Many believe scientists become atheists as they decode the secrets of the universe. Turns out, the more information they uncover, the closer many of them get to God. Author Melanie Phillips, in her book “The World Turned Upside Down—the Global Battle over God, Truth and Power,” writes that “science was motivated from the start by the belief that there were comprehensible laws in nature—which could only have come from a rational Creator.”
Notable scientific thinkers from the earliest times have been people of faith. That includes Thomas Aquinas—saint, philosopher, and doctor of the Church. He reasoned that since God created the universe through divine wisdom and endowed mankind with a reasoning mind, the universe must be supremely rational.
Today, humanity’s reasoning mind seems split between two schools of thought: one founded on information sought as a means to an end and one devoted to achieving wisdom connecting us with the source of our beginning. Wisdom is our Creator’s language. For seekers of information, enlightenment comes from what’s in front of their eyes. Seekers of wisdom accumulate enlightenment via every element of their life, seen and unseen.

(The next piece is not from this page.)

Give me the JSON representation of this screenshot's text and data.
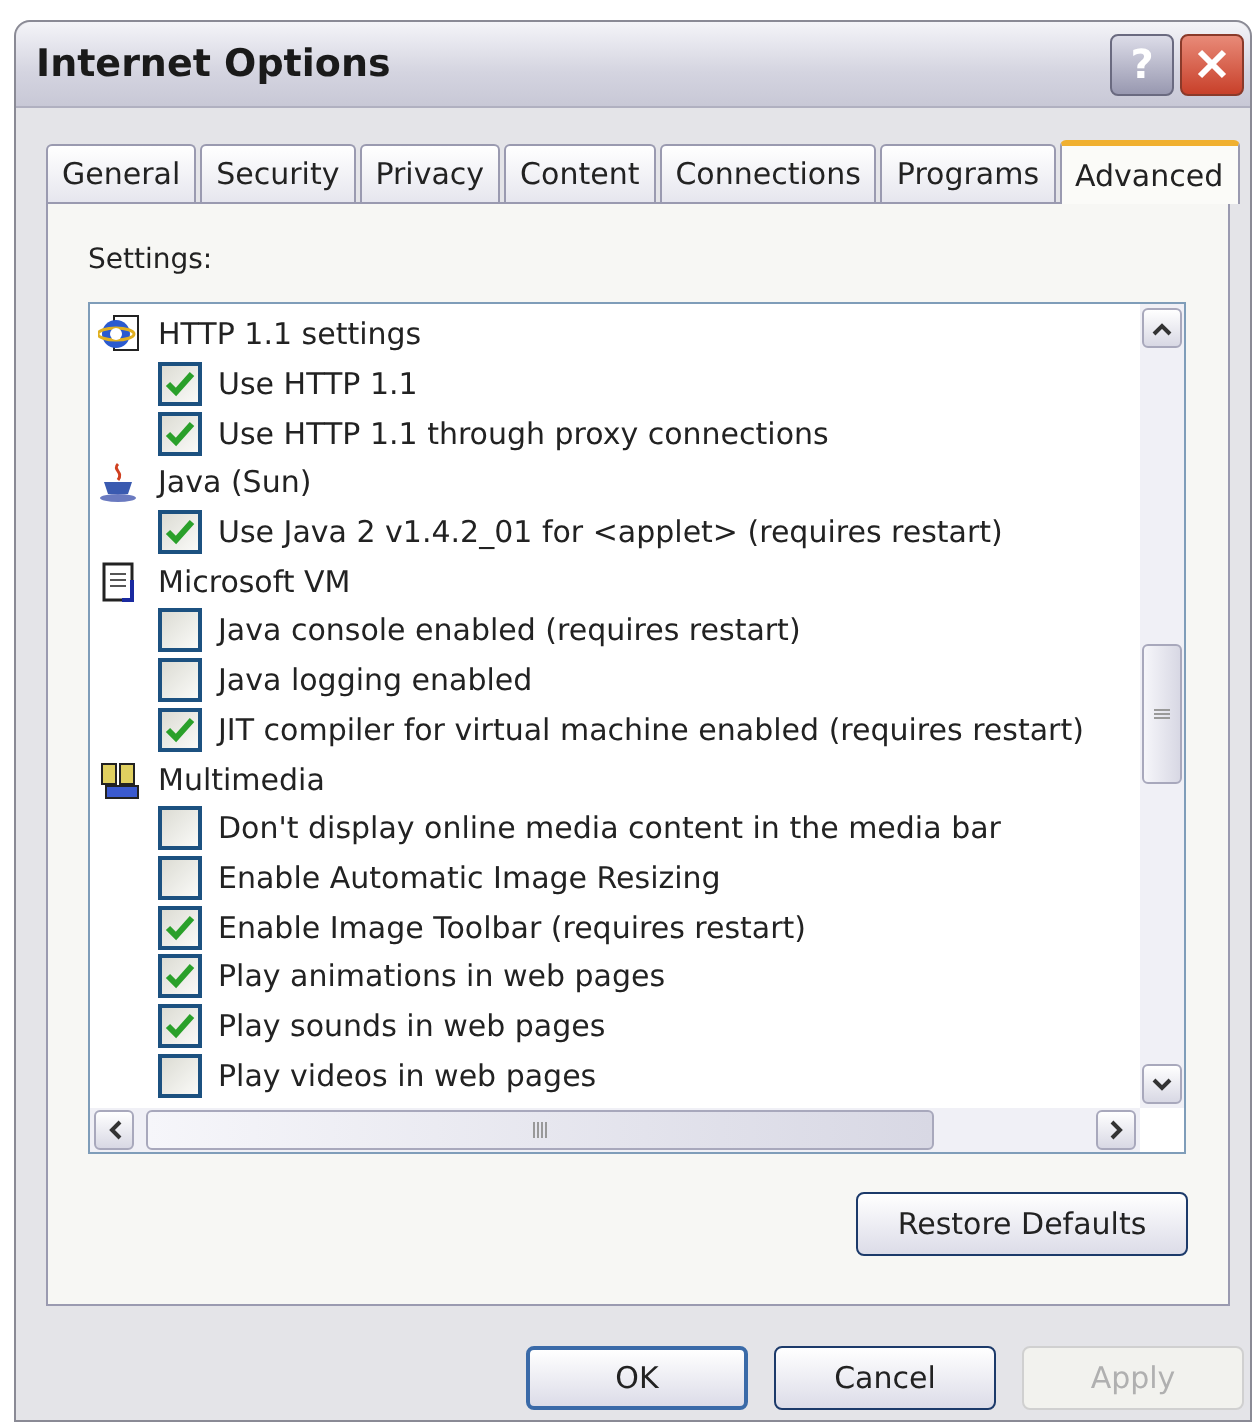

Sunday’s first reading (WIS 6:12-16) tells us it is in wisdom’s nature to bring all seekers to her:
Resplendent and unfading is wisdom, and she is readily perceived by those who love her, and found by those who seek her.

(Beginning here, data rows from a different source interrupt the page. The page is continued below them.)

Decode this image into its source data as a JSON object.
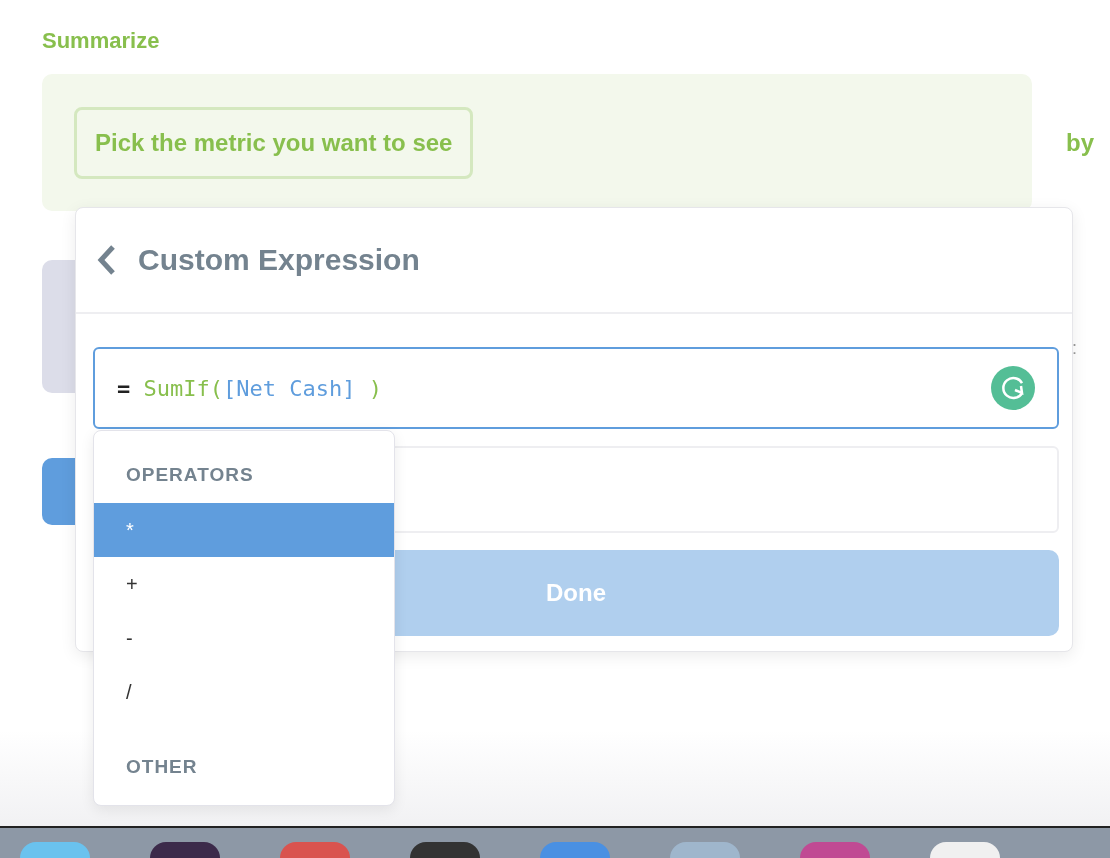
{
  "section_title": "Summarize",
  "metric_picker": {
    "label": "Pick the metric you want to see"
  },
  "by_label": "by",
  "side_mark": ":",
  "popover": {
    "title": "Custom Expression",
    "expression": {
      "prefix": "=",
      "tokens": [
        {
          "kind": "function",
          "text": "SumIf("
        },
        {
          "kind": "field",
          "text": "[Net Cash]"
        },
        {
          "kind": "function",
          "text": " )"
        }
      ]
    },
    "done_button": {
      "label": "Done",
      "disabled": true
    }
  },
  "suggestions": {
    "groups": [
      {
        "heading": "OPERATORS",
        "items": [
          {
            "label": "*",
            "selected": true
          },
          {
            "label": "+",
            "selected": false
          },
          {
            "label": "-",
            "selected": false
          },
          {
            "label": "/",
            "selected": false
          }
        ]
      },
      {
        "heading": "OTHER"
      }
    ]
  }
}
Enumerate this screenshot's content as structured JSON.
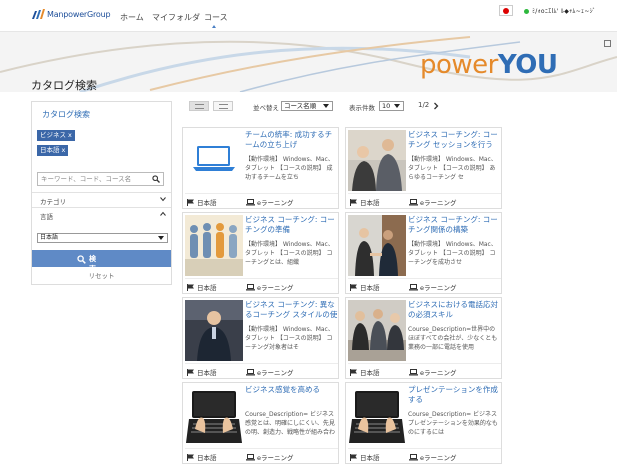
{
  "header": {
    "brand": "ManpowerGroup",
    "nav": [
      "ホーム",
      "マイフォルダ",
      "コース"
    ],
    "user_name": "ﾐ/ｫoﾆｴlﾑ' ﾙ◆ｬﾑ~ｪ~ｼﾞ",
    "status_color": "#2db83d"
  },
  "banner": {
    "title": "カタログ検索",
    "brand_left": "power",
    "brand_right": "YOU"
  },
  "sidebar": {
    "title": "カタログ検索",
    "active_filters": [
      "ビジネス",
      "日本語"
    ],
    "remove_glyph": "x",
    "search_placeholder": "キーワード、コード、コース名",
    "category_label": "カテゴリ",
    "language_label": "言語",
    "language_value": "日本語",
    "search_button": "検索",
    "reset_label": "リセット"
  },
  "toolbar": {
    "sort_label": "並べ替え",
    "sort_value": "コース名順",
    "count_label": "表示件数",
    "count_value": "10",
    "pager": "1/2"
  },
  "courses": [
    {
      "title": "チームの統率: 成功するチームの立ち上げ",
      "desc": "【動作環境】 Windows、Mac、タブレット 【コースの説明】 成功するチームを立ち",
      "lang": "日本語",
      "kind": "eラーニング",
      "thumb": "laptop-icon"
    },
    {
      "title": "ビジネス コーチング: コーチング セッションを行う",
      "desc": "【動作環境】 Windows、Mac、タブレット 【コースの説明】 あらゆるコーチング セ",
      "lang": "日本語",
      "kind": "eラーニング",
      "thumb": "business-meeting-photo"
    },
    {
      "title": "ビジネス コーチング: コーチングの準備",
      "desc": "【動作環境】 Windows、Mac、タブレット 【コースの説明】 コーチングとは、組織",
      "lang": "日本語",
      "kind": "eラーニング",
      "thumb": "people-figures-photo"
    },
    {
      "title": "ビジネス コーチング: コーチング関係の構築",
      "desc": "【動作環境】 Windows、Mac、タブレット 【コースの説明】 コーチングを成功させ",
      "lang": "日本語",
      "kind": "eラーニング",
      "thumb": "handshake-photo"
    },
    {
      "title": "ビジネス コーチング: 異なるコーチング スタイルの使用",
      "desc": "【動作環境】 Windows、Mac、タブレット 【コースの説明】 コーチング対象者はそ",
      "lang": "日本語",
      "kind": "eラーニング",
      "thumb": "speaker-photo"
    },
    {
      "title": "ビジネスにおける電話応対の必須スキル",
      "desc": "Course_Description=世界中のほぼすべての会社が、少なくとも業務の一部に電話を使用",
      "lang": "日本語",
      "kind": "eラーニング",
      "thumb": "office-people-photo"
    },
    {
      "title": "ビジネス感覚を高める",
      "desc": "Course_Description= ビジネス感覚とは、明確にしにくい、先見の明、創造力、戦略性が組み合わさったもの",
      "lang": "日本語",
      "kind": "eラーニング",
      "thumb": "keyboard-hands-photo"
    },
    {
      "title": "プレゼンテーションを作成する",
      "desc": "Course_Description= ビジネス プレゼンテーションを効果的なものにするには",
      "lang": "日本語",
      "kind": "eラーニング",
      "thumb": "keyboard-hands-photo"
    }
  ],
  "colors": {
    "accent": "#2f6db5",
    "button": "#5f8ac6",
    "chip": "#3b67a8",
    "brand_orange": "#e58a2b"
  }
}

Once found, fear of mortality is lost and our connection to the eternal is established. Jesus, the Christ, and the wisest human in our history, used his endowment of divinity to show us that death is a doorway, not a dead end. Paul told the Thessalonians as much in Sunday’s second reading (1 THES 4:13-18):
For if we believe that Jesus died and rose, so too will God, through Jesus, bring with him those who have fallen asleep.
Heaven and wisdom are indivisible rewards because wisdom is the language that connects us with our source. Seeking wisdom prepares us for that union. As we negotiate our way through the challenges of this world, our accumulating wisdom gradually helps us avoid becoming a slave to them. Jesus demonstrated that skill throughout his ministry, and in Sunday’s gospel (MT 25:1-13), he likens such preparation to lighting the way to the kingdom of heaven vs. remaining in darkness.

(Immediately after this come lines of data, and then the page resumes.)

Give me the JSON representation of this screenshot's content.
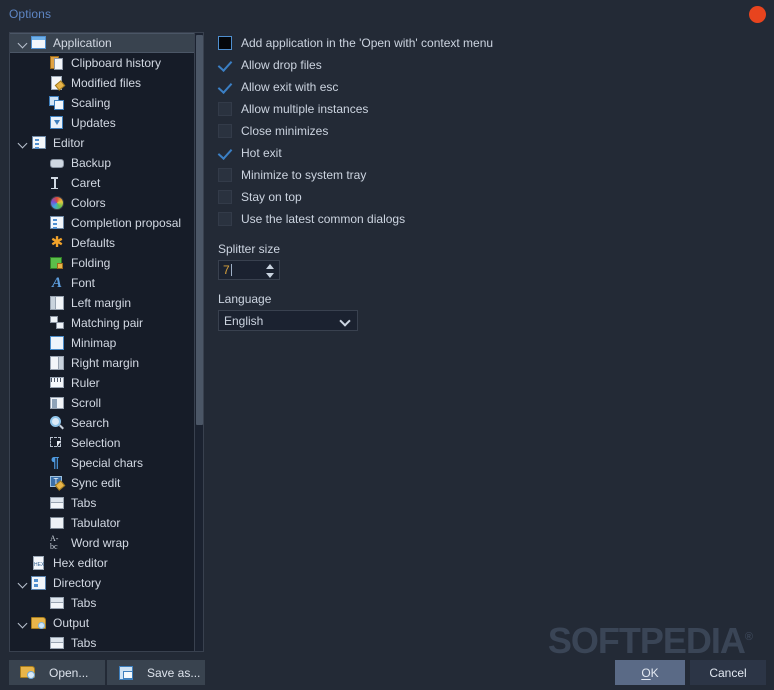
{
  "window": {
    "title": "Options",
    "close_icon": "close-circle-icon",
    "accent_close": "#e8441e",
    "accent_title": "#5e86c4",
    "background": "#232a36"
  },
  "tree": {
    "items": [
      {
        "label": "Application",
        "icon": "window-icon",
        "depth": 0,
        "expandable": true,
        "expanded": true,
        "selected": true
      },
      {
        "label": "Clipboard history",
        "icon": "clipboard-icon",
        "depth": 1,
        "expandable": false,
        "expanded": false,
        "selected": false
      },
      {
        "label": "Modified files",
        "icon": "document-edit-icon",
        "depth": 1,
        "expandable": false,
        "expanded": false,
        "selected": false
      },
      {
        "label": "Scaling",
        "icon": "scaling-icon",
        "depth": 1,
        "expandable": false,
        "expanded": false,
        "selected": false
      },
      {
        "label": "Updates",
        "icon": "updates-icon",
        "depth": 1,
        "expandable": false,
        "expanded": false,
        "selected": false
      },
      {
        "label": "Editor",
        "icon": "editor-icon",
        "depth": 0,
        "expandable": true,
        "expanded": true,
        "selected": false
      },
      {
        "label": "Backup",
        "icon": "backup-icon",
        "depth": 1,
        "expandable": false,
        "expanded": false,
        "selected": false
      },
      {
        "label": "Caret",
        "icon": "caret-icon",
        "depth": 1,
        "expandable": false,
        "expanded": false,
        "selected": false
      },
      {
        "label": "Colors",
        "icon": "colors-icon",
        "depth": 1,
        "expandable": false,
        "expanded": false,
        "selected": false
      },
      {
        "label": "Completion proposal",
        "icon": "completion-proposal-icon",
        "depth": 1,
        "expandable": false,
        "expanded": false,
        "selected": false
      },
      {
        "label": "Defaults",
        "icon": "defaults-icon",
        "depth": 1,
        "expandable": false,
        "expanded": false,
        "selected": false
      },
      {
        "label": "Folding",
        "icon": "folding-icon",
        "depth": 1,
        "expandable": false,
        "expanded": false,
        "selected": false
      },
      {
        "label": "Font",
        "icon": "font-icon",
        "depth": 1,
        "expandable": false,
        "expanded": false,
        "selected": false
      },
      {
        "label": "Left margin",
        "icon": "left-margin-icon",
        "depth": 1,
        "expandable": false,
        "expanded": false,
        "selected": false
      },
      {
        "label": "Matching pair",
        "icon": "matching-pair-icon",
        "depth": 1,
        "expandable": false,
        "expanded": false,
        "selected": false
      },
      {
        "label": "Minimap",
        "icon": "minimap-icon",
        "depth": 1,
        "expandable": false,
        "expanded": false,
        "selected": false
      },
      {
        "label": "Right margin",
        "icon": "right-margin-icon",
        "depth": 1,
        "expandable": false,
        "expanded": false,
        "selected": false
      },
      {
        "label": "Ruler",
        "icon": "ruler-icon",
        "depth": 1,
        "expandable": false,
        "expanded": false,
        "selected": false
      },
      {
        "label": "Scroll",
        "icon": "scroll-icon",
        "depth": 1,
        "expandable": false,
        "expanded": false,
        "selected": false
      },
      {
        "label": "Search",
        "icon": "search-icon",
        "depth": 1,
        "expandable": false,
        "expanded": false,
        "selected": false
      },
      {
        "label": "Selection",
        "icon": "selection-icon",
        "depth": 1,
        "expandable": false,
        "expanded": false,
        "selected": false
      },
      {
        "label": "Special chars",
        "icon": "pilcrow-icon",
        "depth": 1,
        "expandable": false,
        "expanded": false,
        "selected": false
      },
      {
        "label": "Sync edit",
        "icon": "sync-edit-icon",
        "depth": 1,
        "expandable": false,
        "expanded": false,
        "selected": false
      },
      {
        "label": "Tabs",
        "icon": "tabs-icon",
        "depth": 1,
        "expandable": false,
        "expanded": false,
        "selected": false
      },
      {
        "label": "Tabulator",
        "icon": "tabulator-icon",
        "depth": 1,
        "expandable": false,
        "expanded": false,
        "selected": false
      },
      {
        "label": "Word wrap",
        "icon": "word-wrap-icon",
        "depth": 1,
        "expandable": false,
        "expanded": false,
        "selected": false
      },
      {
        "label": "Hex editor",
        "icon": "hex-editor-icon",
        "depth": 0,
        "expandable": false,
        "expanded": false,
        "selected": false
      },
      {
        "label": "Directory",
        "icon": "directory-icon",
        "depth": 0,
        "expandable": true,
        "expanded": true,
        "selected": false
      },
      {
        "label": "Tabs",
        "icon": "tabs-icon",
        "depth": 1,
        "expandable": false,
        "expanded": false,
        "selected": false
      },
      {
        "label": "Output",
        "icon": "output-folder-icon",
        "depth": 0,
        "expandable": true,
        "expanded": true,
        "selected": false
      },
      {
        "label": "Tabs",
        "icon": "tabs-icon",
        "depth": 1,
        "expandable": false,
        "expanded": false,
        "selected": false
      }
    ]
  },
  "options": {
    "checkboxes": [
      {
        "label": "Add application in the 'Open with' context menu",
        "checked": false,
        "focused": true
      },
      {
        "label": "Allow drop files",
        "checked": true,
        "focused": false
      },
      {
        "label": "Allow exit with esc",
        "checked": true,
        "focused": false
      },
      {
        "label": "Allow multiple instances",
        "checked": false,
        "focused": false
      },
      {
        "label": "Close minimizes",
        "checked": false,
        "focused": false
      },
      {
        "label": "Hot exit",
        "checked": true,
        "focused": false
      },
      {
        "label": "Minimize to system tray",
        "checked": false,
        "focused": false
      },
      {
        "label": "Stay on top",
        "checked": false,
        "focused": false
      },
      {
        "label": "Use the latest common dialogs",
        "checked": false,
        "focused": false
      }
    ],
    "splitter_size": {
      "label": "Splitter size",
      "value": "7"
    },
    "language": {
      "label": "Language",
      "value": "English",
      "options": [
        "English"
      ]
    }
  },
  "footer": {
    "open_button": {
      "label": "Open...",
      "icon": "open-folder-icon"
    },
    "save_as_button": {
      "label": "Save as...",
      "icon": "save-disk-icon"
    },
    "ok_button": {
      "label": "OK",
      "accesskey": "O"
    },
    "cancel_button": {
      "label": "Cancel"
    }
  },
  "watermark": {
    "text": "SOFTPEDIA",
    "mark": "®"
  }
}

“The kingdom of heaven will be like ten virgins who took their lamps and went out to meet the bridegroom. Five of them were foolish and five were wise. The foolish ones, when taking their lamps, brought no oil with them, but the wise brought flasks of oil with their lamps. … While [the foolish] went off to buy [more oil], the bridegroom came and those who were ready went into the wedding feast with him. Then the door was locked. Afterwards the other virgins came and said, ‘Lord, Lord, open the door for us!’ But he said in reply, ‘Amen, I say to you, I do not know you.’ Therefore, stay awake, for you know neither the day nor the hour.”
Science taught us to tell time by the sun, but that source is just temporary light. By the time our sun goes dark, will humanity have been wise enough to seek out the original way, truth and light of God? Thomas Aquinas phrased this question in a way even earthbound scientists can understand, equating our Creator with the sun and us with the moon:
The sun which possesses light perfectly, can shine by itself; whereas the moon which has the nature of light imperfectly, sheds only a borrowed light.
That works—as long as God stays at the center of our orbit.